I'm using the Scene Text Detection features of OpenCV and have some troubles finding the optimal parameters for createERFilterNM1. Here is what the doc states:
C++: Ptr<erfilter> createERFilterNM1(const Ptr<erfilter::callback>& cb, int thresholdDelta=1, float minArea=0.00025, float maxArea=0.13, float minProbability=0.4, bool nonMaxSuppression=true, float minProbabilityDiff=0.1 ) Parameters:
- cb – Callback with the classifier. Default classifier can be implicitly load with function loadClassifierNM1(), e.g. from file in samples/cpp/trained_classifierNM1.xml
- thresholdDelta – Threshold step in subsequent thresholds when extracting the component tree
- minArea – The minimum area (% of image size) allowed for retreived ER’s
- maxArea – The maximum area (% of image size) allowed for retreived ER’s
- minProbability – The minimum probability P(er|character) allowed for retreived ER’s
- nonMaxSuppression – Whenever non-maximum suppression is done over the branch probabilities
- minProbabilityDiff – The minimum probability difference between local maxima and local minima ERs
The default values are not the same as in the example. So I wonder what the optimal settings are.

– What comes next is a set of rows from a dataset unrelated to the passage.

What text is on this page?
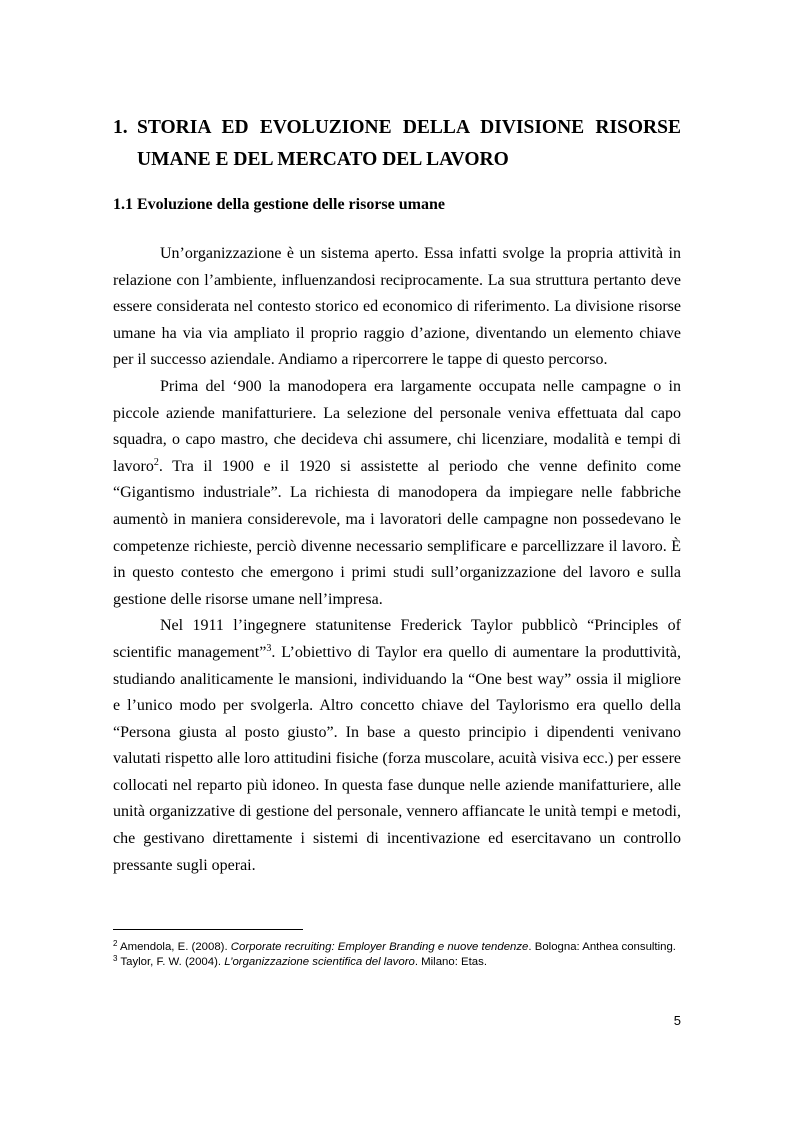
1. STORIA ED EVOLUZIONE DELLA DIVISIONE RISORSE
UMANE E DEL MERCATO DEL LAVORO
1.1 Evoluzione della gestione delle risorse umane

Un’organizzazione è un sistema aperto. Essa infatti svolge la propria attività in relazione con l’ambiente, influenzandosi reciprocamente. La sua struttura pertanto deve essere considerata nel contesto storico ed economico di riferimento. La divisione risorse umane ha via via ampliato il proprio raggio d’azione, diventando un elemento chiave per il successo aziendale. Andiamo a ripercorrere le tappe di questo percorso.

Prima del ‘900 la manodopera era largamente occupata nelle campagne o in piccole aziende manifatturiere. La selezione del personale veniva effettuata dal capo squadra, o capo mastro, che decideva chi assumere, chi licenziare, modalità e tempi di lavoro$^2$. Tra il 1900 e il 1920 si assistette al periodo che venne definito come “Gigantismo industriale”. La richiesta di manodopera da impiegare nelle fabbriche aumentò in maniera considerevole, ma i lavoratori delle campagne non possedevano le competenze richieste, perciò divenne necessario semplificare e parcellizzare il lavoro. È in questo contesto che emergono i primi studi sull’organizzazione del lavoro e sulla gestione delle risorse umane nell’impresa.

Nel 1911 l’ingegnere statunitense Frederick Taylor pubblicò “Principles of scientific management”$^3$. L’obiettivo di Taylor era quello di aumentare la produttività, studiando analiticamente le mansioni, individuando la “One best way” ossia il migliore e l’unico modo per svolgerla. Altro concetto chiave del Taylorismo era quello della “Persona giusta al posto giusto”. In base a questo principio i dipendenti venivano valutati rispetto alle loro attitudini fisiche (forza muscolare, acuità visiva ecc.) per essere collocati nel reparto più idoneo. In questa fase dunque nelle aziende manifatturiere, alle unità organizzative di gestione del personale, vennero affiancate le unità tempi e metodi, che gestivano direttamente i sistemi di incentivazione ed esercitavano un controllo pressante sugli operai.

$^2$ Amendola, E. (2008). Corporate recruiting: Employer Branding e nuove tendenze. Bologna: Anthea consulting.

$^3$ Taylor, F. W. (2004). L’organizzazione scientifica del lavoro. Milano: Etas.

5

Would it be possible to optimize the settings when I know the fontsize of the to-detect-text? Maybe by setting the max/minArea to the size of a letter? Keeping this in mind I tried to tweak the settings a bit to get text detection for this image to work (I would like to detect the subtitles). With thresholdDelta = 16, minArea = 0.0004 maxArea = 0.04 I get these results. Changing minProbability and minProbabilityDiff seems to change nothing. But maybe it's no use given the quality of the source image.
I lack the clear understanding of the parameters. Could someone please explain the parameters more in detail for me or give some hints on how to find the optimal parameters?